Im Laufe der Zeit wirst du Folgendes feststellen: Wenn du gelernt hast, offen, liebevoll und voll präsent zu bleiben, während du diese dunklen Energien beim Sex spielerisch zum Ausdruck bringst, wird sich deine Fähigkeit steigern, auf die Fülle deiner Kraft im Laufe des Tages zuzugreifen. Anstatt dich von den dunklen Energien abzuspalten, lernst du, sie anzunehmen, Kraft aus ihnen zu schöpfen und sie zum Wohle aller einzusetzen. Schließlich sind diese dunklen Energien häufig das, was wir gesellschaftlich ablehnen, aber heimlich begehren oder von dem wir fasziniert sind. Warum sollten wir also nicht lernen, sie in Liebe zu handhaben, um sie der Liebe willen zu verstärken?
Indem wir lernen, offen zu bleiben, während wir unsere innerlichen Energien zum Ausdruck bringen, lernen wir auch, offen zu bleiben, wenn die dunkleren Energien des Lebens uns von außen begegnen. Kraftvoll und humorvoll können wir direkt dem Leben entgegentreten, ohne uns vor den gewalttätigen und aggressiven Energien zu verstecken, die so zahlreiche Aspekte unserer jetzigen Welt charakterisieren. Diese dunklen Energien sind nicht wirklich von uns getrennt. Sie sind ein Teil von uns allen. Und wir müssen lernen, inmitten von ihnen Liebe zu geben und zu empfangen – sonst regiert das Dunkle ohne Liebe.

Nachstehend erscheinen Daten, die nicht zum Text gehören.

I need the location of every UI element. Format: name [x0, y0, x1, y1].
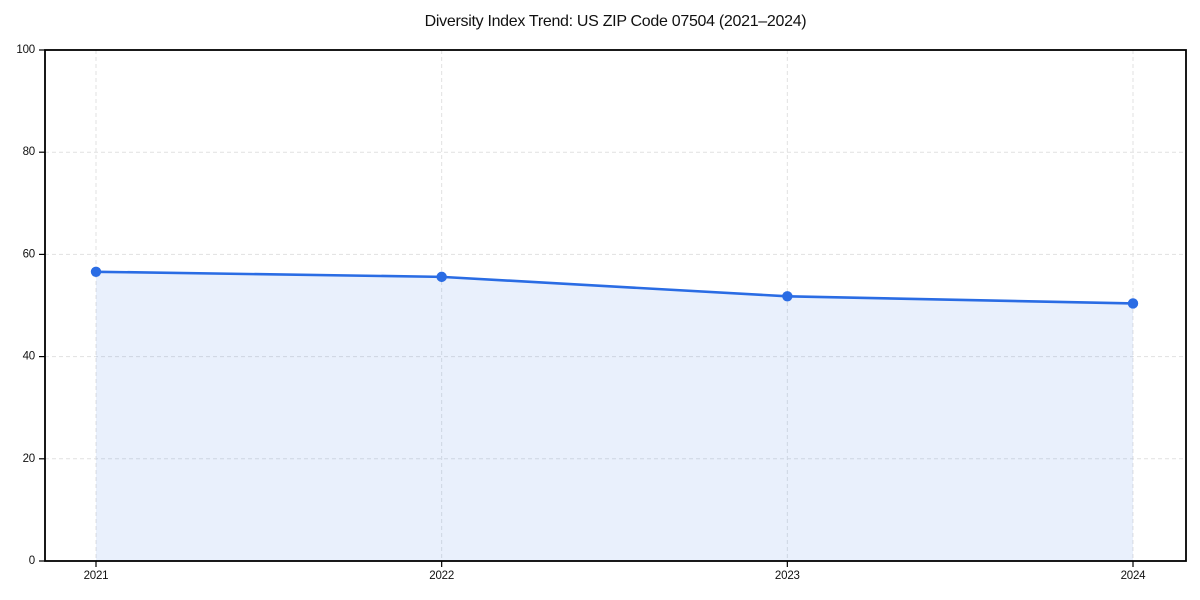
data-point-2022	[436, 271, 447, 283]
x-tick-label: 2023	[775, 570, 800, 582]
y-tick-label: 40	[23, 351, 35, 363]
x-tick-label: 2021	[84, 570, 109, 582]
trend-line	[94, 270, 1135, 305]
data-point-2023	[782, 291, 793, 302]
x-tick-label: 2022	[429, 570, 454, 582]
x-tick-label: 2024	[1121, 570, 1147, 582]
data-point-2024	[1127, 298, 1139, 309]
y-tick-label: 20	[23, 453, 35, 465]
area-fill	[96, 271, 1133, 561]
y-tick-label: 0	[29, 555, 35, 567]
chart-title: Diversity Index Trend: US ZIP Code 07504…	[424, 13, 807, 30]
data-point-2021	[90, 266, 102, 277]
y-tick-label: 80	[23, 146, 35, 158]
axis-spines	[44, 49, 1187, 562]
y-tick-label: 60	[23, 248, 35, 260]
y-tick-label: 100	[16, 44, 35, 56]
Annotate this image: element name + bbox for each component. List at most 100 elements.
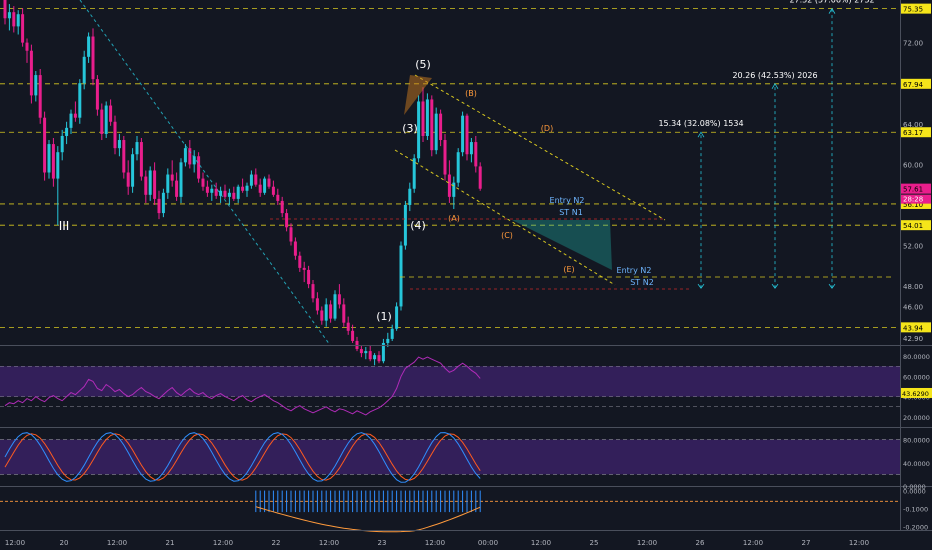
candle-body: [434, 113, 438, 151]
candle-body: [386, 338, 390, 343]
target-base-tick: [828, 283, 836, 289]
time-tick-label: 00:00: [478, 539, 498, 547]
candle-body: [293, 241, 297, 256]
price-axis: 72.00 64.00 60.00 52.00 48.00 46.00 42.90 75.35…: [0, 0, 932, 531]
target-arrow-head: [828, 7, 836, 14]
candle-body: [179, 162, 183, 197]
candle-body: [329, 304, 333, 319]
candle-body: [25, 42, 29, 51]
level-tag-label: 75.35: [903, 6, 923, 14]
rsi-current-tag-label: 43.6290: [902, 390, 929, 398]
candle-body: [126, 172, 130, 187]
time-tick-label: 25: [590, 539, 599, 547]
candle-body: [210, 188, 214, 193]
time-tick-label: 23: [378, 539, 387, 547]
stoch-tick-label: 40.0000: [903, 460, 930, 468]
candle-body: [214, 188, 218, 196]
target-label: 20.26 (42.53%) 2026: [732, 71, 817, 80]
stoch-pane[interactable]: [0, 432, 900, 483]
stoch-tick-label: 0.0000: [903, 483, 926, 491]
level-tag-label: 43.94: [903, 324, 924, 332]
candle-body: [82, 56, 86, 84]
candle-body: [16, 14, 20, 27]
candle-body: [258, 184, 262, 193]
candle-body: [7, 12, 11, 19]
wave5-shading: [404, 75, 432, 115]
candle-body: [430, 99, 434, 151]
candle-body: [175, 180, 179, 197]
fan-shading: [512, 220, 612, 270]
time-tick-label: 12:00: [743, 539, 763, 547]
rsi-pane[interactable]: [0, 356, 900, 416]
candle-body: [351, 330, 355, 341]
triangle-lower-line: [394, 149, 616, 286]
stoch-k-line: [4, 432, 481, 483]
candle-body: [78, 83, 82, 118]
candle-body: [122, 140, 126, 173]
candle-body: [289, 227, 293, 242]
candle-body: [227, 192, 231, 197]
candle-body: [390, 328, 394, 339]
time-tick-label: 12:00: [319, 539, 339, 547]
macd-pane[interactable]: [0, 490, 900, 533]
candle-body: [447, 174, 451, 197]
candle-body: [245, 185, 249, 191]
candle-body: [465, 115, 469, 155]
candle-body: [197, 156, 201, 179]
time-tick-label: 12:00: [213, 539, 233, 547]
candle-body: [87, 36, 91, 57]
target-arrow-head: [697, 131, 705, 138]
candle-body: [280, 200, 284, 214]
candle-body: [249, 174, 253, 186]
entry-stop-label: Entry N2: [617, 266, 652, 275]
stoch-band: [0, 439, 900, 475]
time-tick-label: 12:00: [531, 539, 551, 547]
candle-body: [104, 105, 108, 134]
candle-body: [69, 113, 73, 128]
candle-body: [38, 75, 42, 118]
macd-line: [255, 506, 481, 533]
candle-body: [443, 140, 447, 175]
wave-label: (4): [410, 219, 426, 232]
macd-tick-label: 0.0000: [903, 488, 926, 496]
target-base-tick: [697, 283, 705, 289]
time-tick-label: 22: [272, 539, 281, 547]
price-tick-label: 64.00: [903, 121, 923, 129]
candle-body: [166, 174, 170, 193]
candle-body: [95, 79, 99, 110]
wave-label: (3): [402, 122, 418, 135]
candle-body: [12, 12, 16, 27]
candle-body: [3, 0, 7, 19]
candle-body: [263, 178, 267, 193]
wave-label: (5): [415, 58, 431, 71]
candle-body: [29, 50, 33, 96]
candle-body: [170, 174, 174, 181]
candle-body: [161, 192, 165, 214]
current-time-tag-bg: [901, 194, 931, 204]
stoch-tick-label: 80.0000: [903, 437, 930, 445]
candle-body: [43, 117, 47, 173]
candle-body: [368, 351, 372, 360]
candle-body: [131, 154, 135, 187]
candle-body: [117, 140, 121, 149]
candle-body: [205, 186, 209, 193]
candle-body: [139, 142, 143, 177]
triangle-upper-line: [414, 74, 666, 221]
candle-body: [381, 342, 385, 362]
price-pane[interactable]: 15.34 (32.08%) 1534 20.26 (42.53%) 2026 27…: [0, 0, 900, 366]
wave-label: (A): [448, 214, 460, 223]
current-time-tag-label: 28:28: [903, 196, 923, 204]
candle-body: [65, 127, 69, 136]
candle-body: [474, 142, 478, 167]
entry-stop-label: Entry N2: [550, 196, 585, 205]
candle-body: [60, 135, 64, 153]
level-tag-bg: [901, 220, 931, 231]
candle-body: [364, 351, 368, 354]
candle-body: [219, 190, 223, 196]
time-tick-label: 12:00: [107, 539, 127, 547]
target-arrow-head: [771, 83, 779, 90]
rsi-band: [0, 366, 900, 397]
stoch-d-line: [4, 433, 481, 481]
price-tick-label: 72.00: [903, 40, 923, 48]
rsi-current-tag-bg: [901, 387, 932, 398]
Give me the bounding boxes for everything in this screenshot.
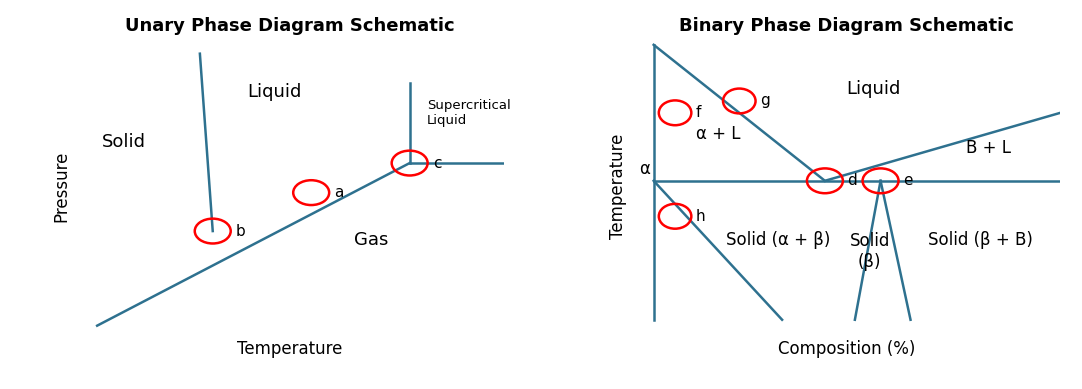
Text: c: c: [433, 156, 441, 170]
Text: Solid: Solid: [102, 133, 145, 151]
Y-axis label: Temperature: Temperature: [609, 134, 626, 239]
X-axis label: Composition (%): Composition (%): [778, 340, 915, 358]
Text: Solid (β + B): Solid (β + B): [927, 231, 1032, 249]
Text: f: f: [696, 105, 701, 120]
Text: g: g: [760, 93, 769, 109]
X-axis label: Temperature: Temperature: [237, 340, 343, 358]
Text: Gas: Gas: [354, 231, 388, 249]
Y-axis label: Pressure: Pressure: [52, 151, 70, 223]
Text: Solid
(β): Solid (β): [849, 232, 890, 271]
Text: Solid (α + β): Solid (α + β): [726, 231, 831, 249]
Text: α: α: [638, 160, 649, 178]
Title: Unary Phase Diagram Schematic: Unary Phase Diagram Schematic: [126, 17, 454, 35]
Text: Liquid: Liquid: [247, 83, 302, 101]
Text: Supercritical
Liquid: Supercritical Liquid: [426, 99, 511, 127]
Text: d: d: [847, 173, 857, 188]
Text: a: a: [334, 185, 344, 200]
Text: b: b: [236, 224, 246, 238]
Text: e: e: [902, 173, 912, 188]
Text: Liquid: Liquid: [846, 80, 900, 98]
Title: Binary Phase Diagram Schematic: Binary Phase Diagram Schematic: [678, 17, 1014, 35]
Text: α + L: α + L: [697, 124, 741, 142]
Text: B + L: B + L: [966, 139, 1012, 157]
Text: h: h: [696, 209, 705, 224]
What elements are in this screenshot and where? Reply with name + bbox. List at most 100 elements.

Wenn unser Herzenswunsch, unseren Partner liebevoll zu verzücken, unbewusst wird und sich von der Liebe abkoppelt, verkommt er zu einer Vergewaltigungsfantasie oder dem Bedürfnis, von der Gewalt gegen das Weibliche „unterhalten“ zu werden. Wenn unser Herzenswunsch, liebevoll von unserem Partner niedergehalten und genommen zu werden, unterdrückt und von der Liebe abgekoppelt wird, wird er zur Selbstsabotage und einem oft unbewussten Verlangen, das Opfer der männlichen Kraft zu werden und dessen Verletzungen zu ertragen.
Wenn wir es uns nicht gestatten, unserem Geliebten liebevoll die Handschellen anzulegen und von ihm die Handschellen angelegt zu bekommen, wie zwei verspielte Tiger, die sich im Bett balgen, dann baut sich im Laufe der Zeit unsere Aggression auf. Wir sind nicht mehr mit unserem Herzen verbunden, unsere Aggression kann zur lieblosen Wut verkommen, als Missbrauch von anderen nach außen getragen (auf die männliche Art) oder als Selbstmissbrauch nach innen ausgedrückt werden (auf die weibliche Art).
Anstatt uns von den Aspekten unserer tiefsten Herzenswünsche abzukoppeln, ist es besser, das gesamte Spektrum der menschlichen Energie anzunehmen und zum Ausdruck zu bringen: das Dunkle und das Licht, und zwar mit großem Respekt und unbändiger Liebe. Wir müssen lernen, kraftvoll als Liebe einzustehen und Liebe aus den Tiefen unseres Seins zu geben und zu empfangen, selbst inmitten von dunklen Energien. Dann finden Missbrauch und Selbstmissbrauch ein Ende. Entfremdete Versionen unseres wahren Verlangens entspannen sich in einem „Willkommensgruß“ der Liebe: Die blinde Aggression entspannt sich als sanfte Leidenschaft, die Opferrolle entspannt sich als furchtlose Liebe und Hingabe; und der Kitzel des Todes entspannt sich als Verehrung des freien Bewusstseins.